The fall and rise of the PPP

Author: Fawad Kaiser

The principal focus of a political party is the effectiveness and populist associations of people from all walks of life, who care deeply and devote their time and passion, and not necessarily their chequebooks to participate in democracy. No other political party suffered as much as the Pakistan People’s Party (PPP) in the last parliamentary elections, and the recent Azad Jammu and Kashmir (AJK) elections. It has barely managed to emerge as the second largest party with 31 seats in the National Assembly. It has retained its stronghold only in Sindh. But as the political pundits note, the rise and fall of the PPP is subjected to a strategy of shapeless, heterogeneous coalitions based on continual and shifting compromises, which reached its limits as the century wore on. After big defeats in the 2013 general elections, the PPP has not restored the status quo ante, each time becoming smaller and narrower, and its parliamentary wing less representative of the country. Does this imply the beginning of the end of the PPP as a mainstream political party? Will the PPP boil down to just being a regional party?

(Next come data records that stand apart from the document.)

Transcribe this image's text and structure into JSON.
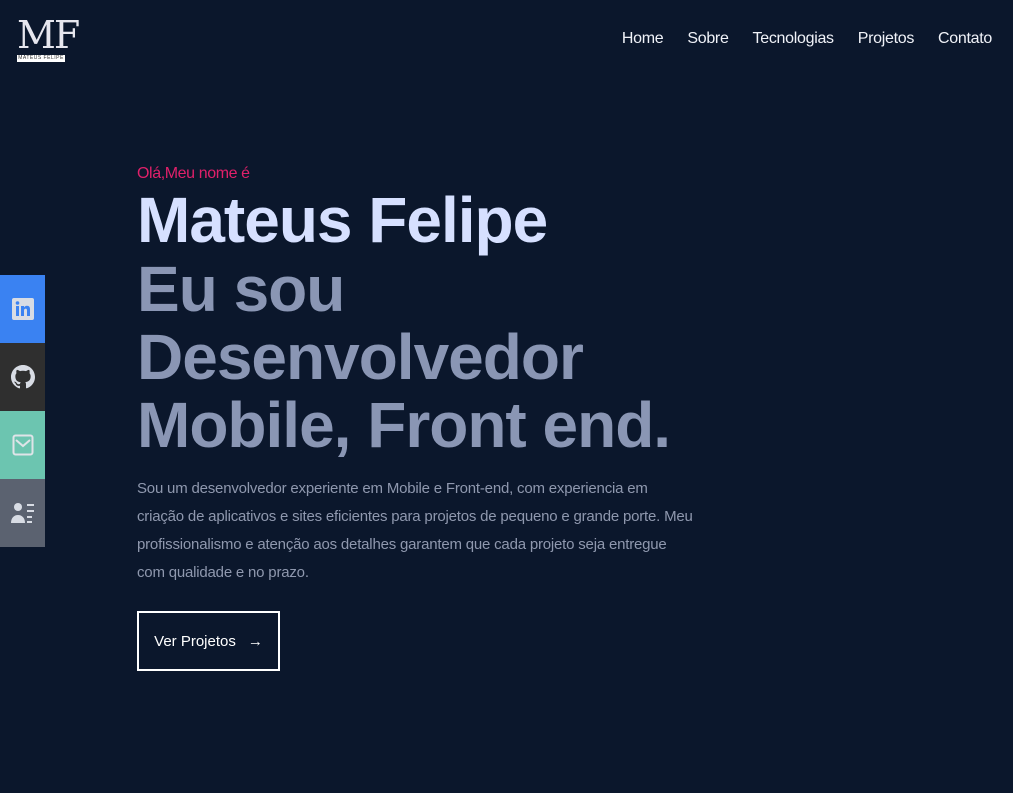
{
  "logo": {
    "mark": "MF",
    "text": "MATEUS FELIPE"
  },
  "nav": [
    "Home",
    "Sobre",
    "Tecnologias",
    "Projetos",
    "Contato"
  ],
  "social": [
    {
      "icon": "linkedin-icon",
      "color": "#3a82f2"
    },
    {
      "icon": "github-icon",
      "color": "#2f2f2f"
    },
    {
      "icon": "mail-icon",
      "color": "#6cc5b0"
    },
    {
      "icon": "resume-icon",
      "color": "#5b6270"
    }
  ],
  "hero": {
    "greeting": "Olá,Meu nome é",
    "name": "Mateus Felipe",
    "role_line1": "Eu sou Desenvolvedor",
    "role_line2": "Mobile, Front end.",
    "description": "Sou um desenvolvedor experiente em Mobile e Front-end, com experiencia em criação de aplicativos e sites eficientes para projetos de pequeno e grande porte. Meu profissionalismo e atenção aos detalhes garantem que cada projeto seja entregue com qualidade e no prazo.",
    "button_label": "Ver Projetos",
    "button_arrow": "→"
  }
}
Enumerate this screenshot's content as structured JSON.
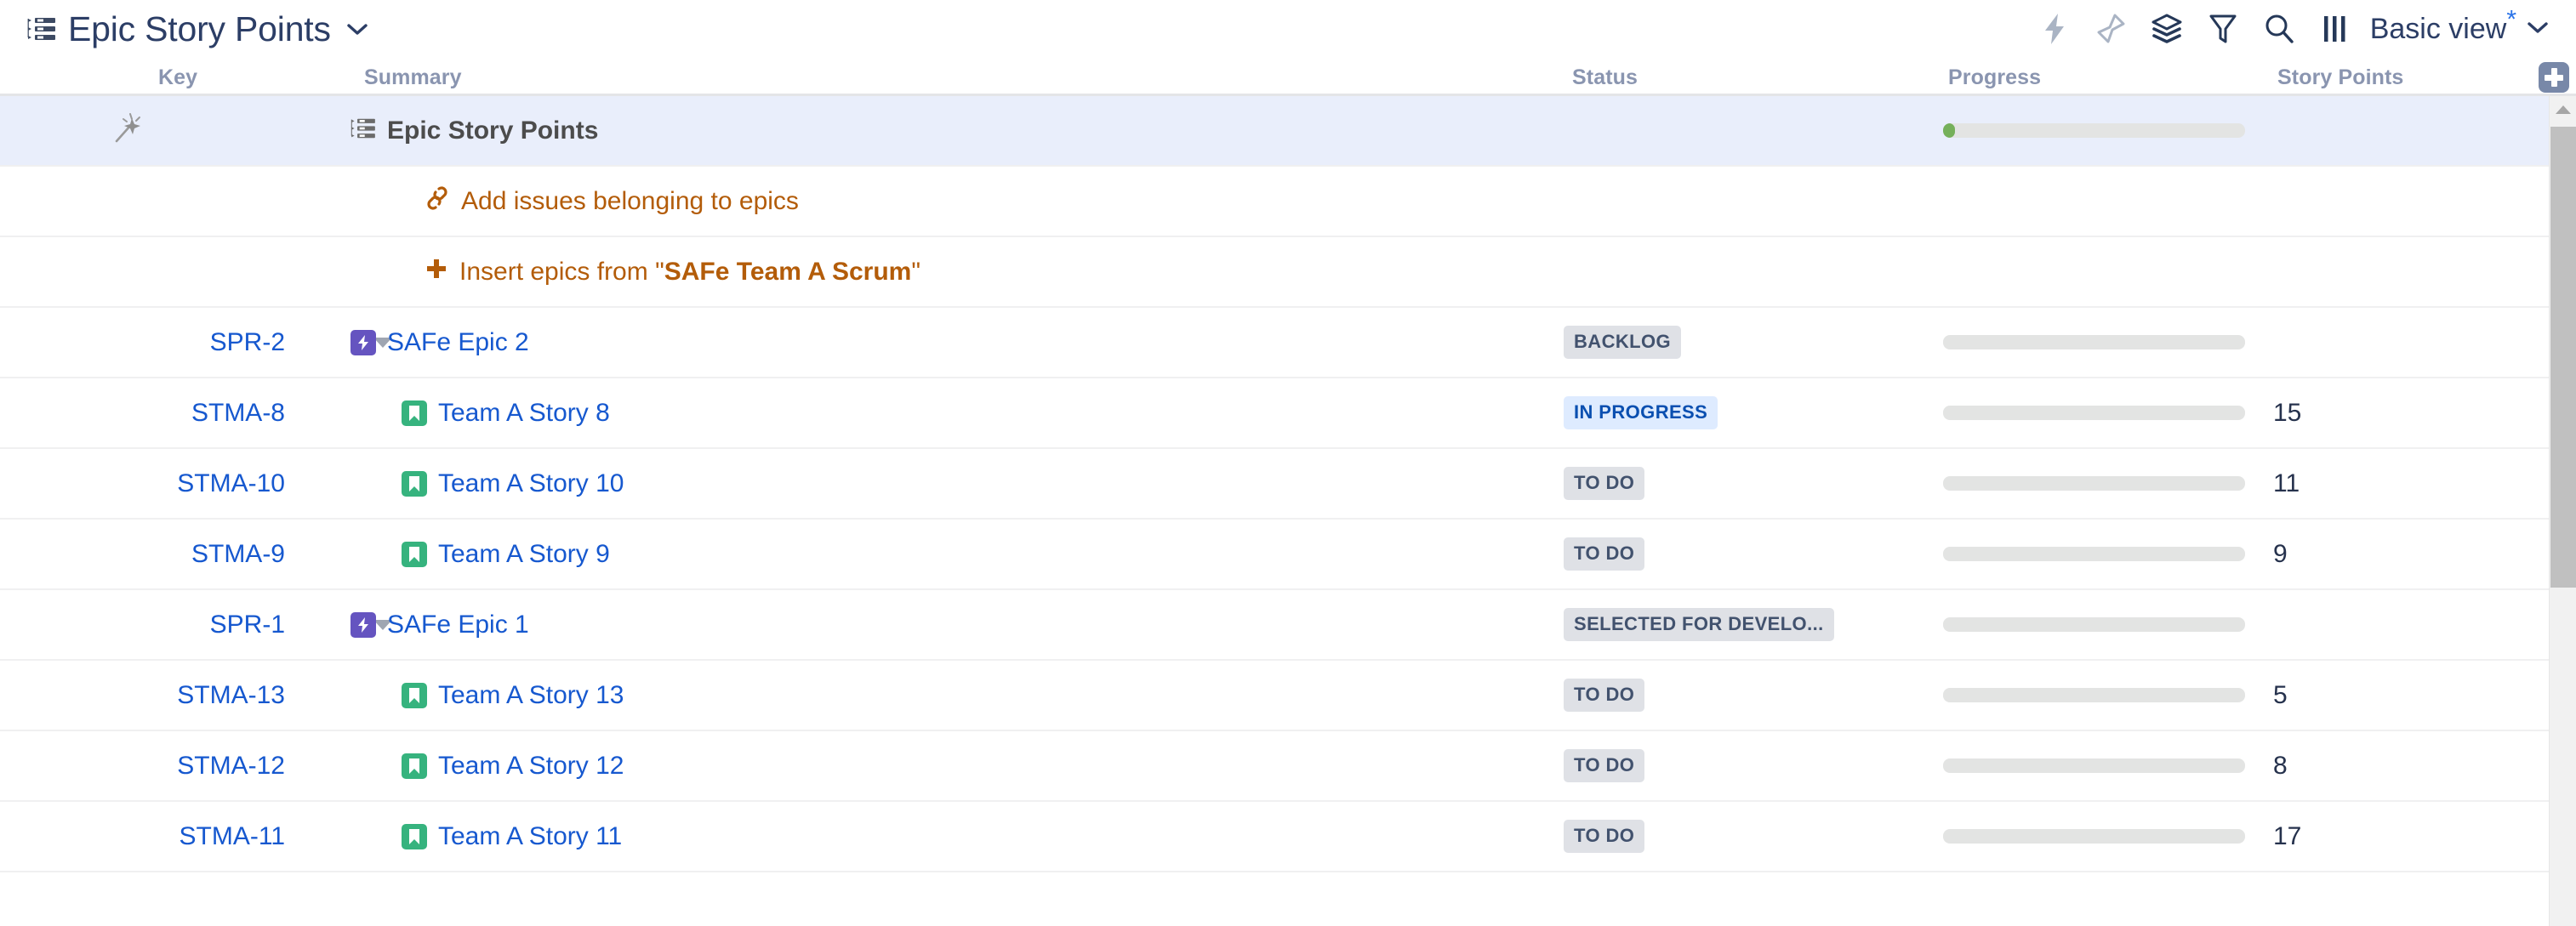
{
  "header": {
    "title": "Epic Story Points",
    "structure_icon": "structure-list-icon",
    "title_chevron_icon": "chevron-down-icon",
    "toolbar": [
      {
        "name": "automation-icon",
        "glyph": "lightning-bolt-icon",
        "state": "disabled"
      },
      {
        "name": "pin-icon",
        "glyph": "pin-icon",
        "state": "disabled"
      },
      {
        "name": "group-layers-icon",
        "glyph": "layers-icon",
        "state": "enabled"
      },
      {
        "name": "filter-icon",
        "glyph": "funnel-icon",
        "state": "enabled"
      },
      {
        "name": "search-icon",
        "glyph": "magnifier-icon",
        "state": "enabled"
      },
      {
        "name": "columns-icon",
        "glyph": "columns-bars-icon",
        "state": "enabled"
      }
    ],
    "view_label": "Basic view",
    "view_modified_marker": "*",
    "view_chevron_icon": "chevron-down-icon"
  },
  "columns": {
    "key": "Key",
    "summary": "Summary",
    "status": "Status",
    "progress": "Progress",
    "story_points": "Story Points",
    "add_column": "+"
  },
  "rows": [
    {
      "type": "root",
      "key": "",
      "icon": "structure-list-icon",
      "wand_icon": "magic-wand-icon",
      "summary": "Epic Story Points",
      "status": "",
      "progress_percent": 4,
      "story_points": "",
      "highlighted": true,
      "indent": 0
    },
    {
      "type": "action",
      "icon": "link-chain-icon",
      "label": "Add issues belonging to epics",
      "indent": 1
    },
    {
      "type": "action",
      "icon": "plus-icon",
      "label_prefix": "Insert epics from \"",
      "label_bold": "SAFe Team A Scrum",
      "label_suffix": "\"",
      "indent": 1
    },
    {
      "type": "epic",
      "key": "SPR-2",
      "icon": "epic-icon",
      "toggle_icon": "triangle-down-icon",
      "summary": "SAFe Epic 2",
      "status": "BACKLOG",
      "status_variant": "default",
      "progress_percent": 0,
      "story_points": "",
      "indent": 1
    },
    {
      "type": "story",
      "key": "STMA-8",
      "icon": "story-icon",
      "summary": "Team A Story 8",
      "status": "IN PROGRESS",
      "status_variant": "inprogress",
      "progress_percent": 0,
      "story_points": "15",
      "indent": 2
    },
    {
      "type": "story",
      "key": "STMA-10",
      "icon": "story-icon",
      "summary": "Team A Story 10",
      "status": "TO DO",
      "status_variant": "default",
      "progress_percent": 0,
      "story_points": "11",
      "indent": 2
    },
    {
      "type": "story",
      "key": "STMA-9",
      "icon": "story-icon",
      "summary": "Team A Story 9",
      "status": "TO DO",
      "status_variant": "default",
      "progress_percent": 0,
      "story_points": "9",
      "indent": 2
    },
    {
      "type": "epic",
      "key": "SPR-1",
      "icon": "epic-icon",
      "toggle_icon": "triangle-down-icon",
      "summary": "SAFe Epic 1",
      "status": "SELECTED FOR DEVELO...",
      "status_variant": "default",
      "progress_percent": 0,
      "story_points": "",
      "indent": 1
    },
    {
      "type": "story",
      "key": "STMA-13",
      "icon": "story-icon",
      "summary": "Team A Story 13",
      "status": "TO DO",
      "status_variant": "default",
      "progress_percent": 0,
      "story_points": "5",
      "indent": 2
    },
    {
      "type": "story",
      "key": "STMA-12",
      "icon": "story-icon",
      "summary": "Team A Story 12",
      "status": "TO DO",
      "status_variant": "default",
      "progress_percent": 0,
      "story_points": "8",
      "indent": 2
    },
    {
      "type": "story",
      "key": "STMA-11",
      "icon": "story-icon",
      "summary": "Team A Story 11",
      "status": "TO DO",
      "status_variant": "default",
      "progress_percent": 0,
      "story_points": "17",
      "indent": 2
    }
  ],
  "colors": {
    "link": "#1658cf",
    "action_text": "#b35c09",
    "epic_icon": "#6554c0",
    "story_icon": "#36b37e",
    "progress_fill": "#75b05a",
    "row_highlight": "#e9eefb",
    "badge_default_bg": "#dfe1e6",
    "badge_default_text": "#42526e",
    "badge_inprogress_bg": "#deebff",
    "badge_inprogress_text": "#0a4fb0",
    "header_text": "#8a95b0",
    "title_text": "#2c3e66"
  },
  "scrollbar": {
    "up_arrow_icon": "triangle-up-icon",
    "thumb_label": "vertical-scroll-thumb"
  }
}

The PPP was left for dead in 2013. The political formation that dominated 20th-century federal politics looked like a spent force. The country seemed to have finally outgrown the brokerage politics that had underwritten the PPP’s astonishingly long run as Pakistan’s natural governing party. A few decades ago, the PPP managed to bridge party’s natural divisions to win far more elections than any other party. Early 21st century religious and liberals both employed sensitive strategies, out of a recognition that Pakistan is too young and fragile to survive parties that exploited linguistic, regional, class or ethnic divisions. The Pakistan Tehreek-e-Insaf (PTI) was far better at this than the Pakistan Muslim League-Nawaz (PML-N), becoming the default choice of voters in the last elections.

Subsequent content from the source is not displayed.